Oliver-Barker-Vormawor Photo by: Dela Russel Ocloo
Oliver-Barker-Vormawor Photo by: Dela Russel Ocloo

Tamale Central MP says he will file an urgent question into the allegations by #FixtheCountry Movement Convener that the police tortured him while he was under detention for allegedly threatening a coup on social media.

Murtala Mohammed said the question regarding Oliver Barker-Vormawor’s alleged manhandling will be directed at either the Attorney General or the Minister for the Interior.

Convenor of the #FixTheCountry Movement, Oliver Barker-Vormawor, had alleged in a live YouTube broadcast on Monday that he was maltreated by security officials while under detention for allegedly threatening a coup on social media.

“On Friday, February 11, 2022, I was unlawfully detained by security officials of this regime, tortured, and subsequently held without just cause for 35 days,” he said in his first public statement since his release from police custody.

According to the Cambridge University PhD student, he spent 35 days in a cell that was “designed for four people, but ultimately filled with nearly 30 detainees.”

He added that the cells were “without ventilation and had bed bugs, cockroaches, and rats crawling inside.”

According to the Tamale Central legislator, these allegations are unacceptable if they are true.

Murtala, speaking on JoyNews’ AM Show with Benjamin Akakpo on Wednesday, April 13, thus, insisted that these acts cannot be allowed to be reoccurring.

“…perhaps from Parliament, some of us will begin to find ways we can force the state to improve those conditions because if the gentleman is alleging torture and the other conditions under which they are subjected, then it’s unacceptable.

Murtala Muhammed

“So the moment Parliament resumes, I’ll find an urgent question for either the Minister for Justice and Attorney General or the Interior Minister to come and explain why he was subjected to that unacceptable conditions.”

He also blamed the current government and successive ones for doing nothing or very little to address the challenges of the prison facilities in the country.

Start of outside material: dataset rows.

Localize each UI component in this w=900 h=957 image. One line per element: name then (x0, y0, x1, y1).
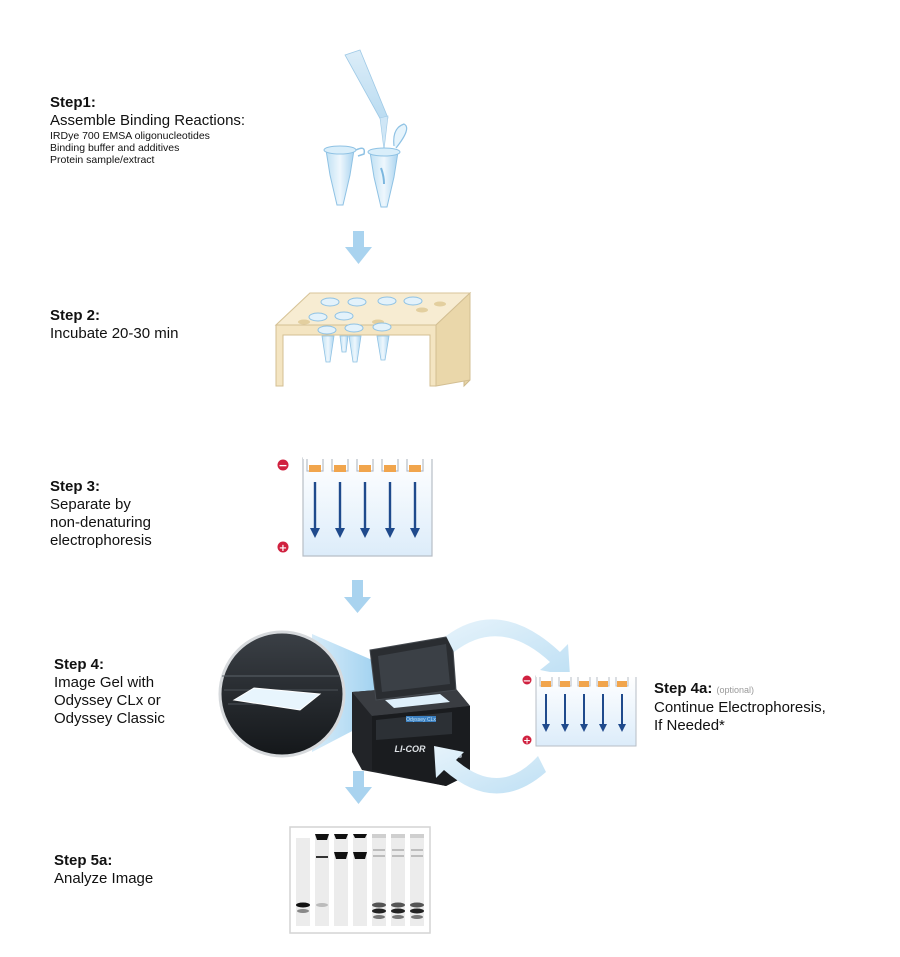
down-arrow-icon (344, 580, 371, 613)
step4-title: Step 4: (54, 656, 105, 673)
step4a-line: Continue Electrophoresis, (654, 699, 826, 716)
step4-line: Image Gel with (54, 674, 155, 691)
step4-label: Step 4: Image Gel with Odyssey CLx or Od… (54, 656, 165, 728)
negative-pole-sign: − (278, 459, 287, 472)
negative-pole-sign: − (523, 676, 531, 687)
step3-title: Step 3: (50, 478, 101, 495)
positive-pole-sign: + (523, 737, 531, 747)
step3-label: Step 3: Separate by non-denaturing elect… (50, 478, 152, 550)
step2-line: Incubate 20-30 min (50, 325, 179, 342)
odyssey-imager-icon: Odyssey CLx LI-COR (218, 630, 470, 786)
step4a-label: Step 4a: (optional) Continue Electrophor… (654, 680, 826, 735)
step2-label: Step 2: Incubate 20-30 min (50, 307, 178, 343)
step5a-label: Step 5a: Analyze Image (54, 852, 153, 888)
step1-label: Step1: Assemble Binding Reactions: IRDye… (50, 94, 245, 166)
down-arrow-icon (345, 771, 372, 804)
pipette-tubes-icon (323, 49, 408, 208)
positive-pole-sign: + (279, 543, 287, 554)
step2-title: Step 2: (50, 307, 101, 324)
cycle-arrow-top-icon (446, 619, 570, 676)
step3-line: non-denaturing (50, 514, 151, 531)
step1-item: Binding buffer and additives (50, 142, 180, 154)
step4a-line: If Needed* (654, 717, 725, 734)
negative-pole-icon (277, 459, 289, 471)
step4-line: Odyssey Classic (54, 710, 165, 727)
electrophoresis-gel-icon: − + (277, 454, 433, 557)
step3-line: Separate by (50, 496, 131, 513)
step4a-title: Step 4a: (654, 680, 713, 697)
gel-image-result-icon (289, 826, 431, 934)
step4-line: Odyssey CLx or (54, 692, 161, 709)
continue-electrophoresis-gel-icon: − + (522, 672, 637, 747)
instrument-display-label: Odyssey CLx (406, 717, 436, 723)
incubation-tray-icon (274, 291, 472, 388)
negative-pole-icon (522, 675, 532, 685)
step5a-title: Step 5a: (54, 852, 113, 869)
step3-line: electrophoresis (50, 532, 152, 549)
positive-pole-icon (277, 541, 289, 553)
cycle-arrow-bottom-icon (434, 746, 546, 794)
positive-pole-icon (522, 735, 532, 745)
step1-main: Assemble Binding Reactions: (50, 112, 246, 129)
step1-item: IRDye 700 EMSA oligonucleotides (50, 130, 210, 142)
step1-title: Step1: (50, 94, 96, 111)
step4a-optional: (optional) (716, 685, 755, 695)
down-arrow-icon (345, 231, 372, 264)
step4a-title-row: Step 4a: (optional) (654, 680, 826, 699)
licor-logo: LI-COR (395, 744, 426, 754)
step5a-line: Analyze Image (54, 870, 154, 887)
step1-item: Protein sample/extract (50, 154, 155, 166)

“It’s the state’s responsibility, and I’m not blaming only this government, but all governments haven’t done much in improving the conditions of the prisoners.

“I don’t think that we have done much in improving the conditions at the prisons because those young men and women who have been imprisoned are still citizens of the country, and the conditions under which they are imprisoned should be of concern to all of us.”

Meanwhile, a Deputy Attorney-General, Alfred Yeboah, has refuted the allegations.

Mr Yeboah insists the activist, who spent more than a month behind bars, is making mere allegations without substantive evidence.

He explained that Barker-Vormawor, per the Convention against Torture Instrument, failed to indicate any intentional conduct by the Police officers to inflict severe pain on him while he was in their custody.

“Talking about torture, I beg to differ unless he provides other evidence. From what I have listened to, he is talking about a cell meant for three, keeping about thirty. How does that amount to torture?” he quizzed.

He, however, noted that even with such complaints, Barker-Vormawor will not make a strong case since it is not anything new in Ghana’s prisons and cells.

“He is not the only person who has been to a cell or prison facility. I’ve known people who have been to prison, they’ve come back and seen the conditions there, and they had cried about the conditions there; he may have a point there.

“We don’t have a 100 per cent prison and cell conditions in Ghana due to, of course, resource constraints, but every government has been trying to make sure that we get the best out of it in the circumstance for ourselves…what he has said so far does not amount to any aspect of torture,” he added.